There are sites that will also help you calculate your carbon footprint and offer suggestions on reducing your impact.

Fashion/Mending

Visible Mending - Mending clothes is a beautiful, meditative way to extend the life of your clothing, and it makes a powerful statement about your values.

Most common ways to mend clothes - There’s never been a better moment to finally start mending your old clothes. From patching up jeans to sewing on buttons, Alexandra Bruce and Caroline Akselson of sustainable sewing start-up Selkie Patterns are here to show you some simple ways to bring your broken or damaged garments back to life.

Fixing Fashion - No matter how much you take care of your garments, they are there to be worn, so accidents can always happen. A small fix can create a new life for your garment.

The Endery - They use leftover (deadstock) yarn instead of creating more waste. Innovative and creative use of left over yarn.

Cotopaxi - Outdoor gear designed to be as waste mitigating as possible. Currently, 94% of products contain repurposed, recycled, or responsible materials—what they call the Three R’s. Focusing on more eco-friendly materials limits our dependence on fossil fuels and diminishes waste. By 2025, they hope to make 100% of our products using at least one of the Three R’s.

Websites

All We Can Save - growing from the anthology of the sea e name this site offers resources for educators and a step by step guide to running a “Circle” stepping further than a regular bookclub these sessions can help build community and action individually, collectively or in a workplace setting.

Books

There are many books on the climate crisis and climate justice here are a few that we have read and also some we are hoping to read. Remember you can always check out options at your local library, there are often e-book, audiobook options too, the best part about public libraries are they are FREE. Click on book title names below to access author/publishers website.

Under The Sky We Make - Professor Kimberly Nicholas - It’s warming. We’re sure. It’s us, It’s bad. But we CAN fix it.

Hope Matters - Elin Kelsey - Why changing the way we think is critical to solving the environmental crisis

Finding the Mother Tree - Professor Suzanne Simard - From the world’s leading forest ecologist who forever changed how people view trees and their connections to one another and to other living things in the forest–a moving, deeply personal journey of discovery.

Climate Justice - Mary Robinson - Hope, Resilience, and the Fight for a Sustainable Future. Former President of Ireland Mary Robinson In Climate Justice, she shares their stories, and many more. Powerful and deeply humane, this uplifting book is a stirring manifesto on one of the most pressing humanitarian issues of our time, and a lucid, affirmative, and well-argued case for hope.

A Life on Our Planet - David Attenborough - My Witness Statement and a Vision for the Future. We recommend the audiobook, read by the author.

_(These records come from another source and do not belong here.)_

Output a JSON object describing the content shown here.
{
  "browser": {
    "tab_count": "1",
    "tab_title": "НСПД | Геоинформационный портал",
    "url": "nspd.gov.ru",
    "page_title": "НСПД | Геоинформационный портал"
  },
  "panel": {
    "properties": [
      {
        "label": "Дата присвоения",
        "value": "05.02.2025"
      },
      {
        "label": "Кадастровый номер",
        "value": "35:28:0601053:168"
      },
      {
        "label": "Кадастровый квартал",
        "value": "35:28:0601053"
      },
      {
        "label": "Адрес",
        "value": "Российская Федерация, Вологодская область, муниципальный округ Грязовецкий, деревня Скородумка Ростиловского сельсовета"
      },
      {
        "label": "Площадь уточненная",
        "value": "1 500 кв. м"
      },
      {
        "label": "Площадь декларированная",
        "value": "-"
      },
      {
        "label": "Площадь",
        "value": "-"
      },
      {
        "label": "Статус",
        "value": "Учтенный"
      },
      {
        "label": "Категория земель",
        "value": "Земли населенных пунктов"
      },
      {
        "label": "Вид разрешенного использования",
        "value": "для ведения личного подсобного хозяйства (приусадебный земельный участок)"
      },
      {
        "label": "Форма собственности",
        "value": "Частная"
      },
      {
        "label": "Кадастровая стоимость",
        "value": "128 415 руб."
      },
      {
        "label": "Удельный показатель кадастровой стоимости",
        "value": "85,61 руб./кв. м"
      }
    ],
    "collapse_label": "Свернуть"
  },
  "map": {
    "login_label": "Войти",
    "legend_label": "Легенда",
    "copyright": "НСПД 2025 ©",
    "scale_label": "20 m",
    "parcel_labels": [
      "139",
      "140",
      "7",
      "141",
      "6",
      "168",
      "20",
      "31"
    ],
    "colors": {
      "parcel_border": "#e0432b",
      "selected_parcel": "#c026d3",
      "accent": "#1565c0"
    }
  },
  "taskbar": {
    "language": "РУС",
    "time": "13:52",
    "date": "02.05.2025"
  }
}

How To Be A Climate Optimist - Chris Turner - Blueprints for a better world. Due for release in May 2022

Saving Us - Katherine Hayhoe - A Climate Scientists, case for hope and healing in a divided world.

Generation Dread - Britt Wray - Finding purpose in an age of climate crisis.

All We Can Save - is an anthology of writings by 60 women at the forefront of the climate movement who are harnessing truth, courage, and solutions to lead humanity forward. Intermixing essays with poetry and art, this book is both a balm and a guide for knowing and holding what has been done to the world, while bolstering our resolve never to give up on each other or our collective future.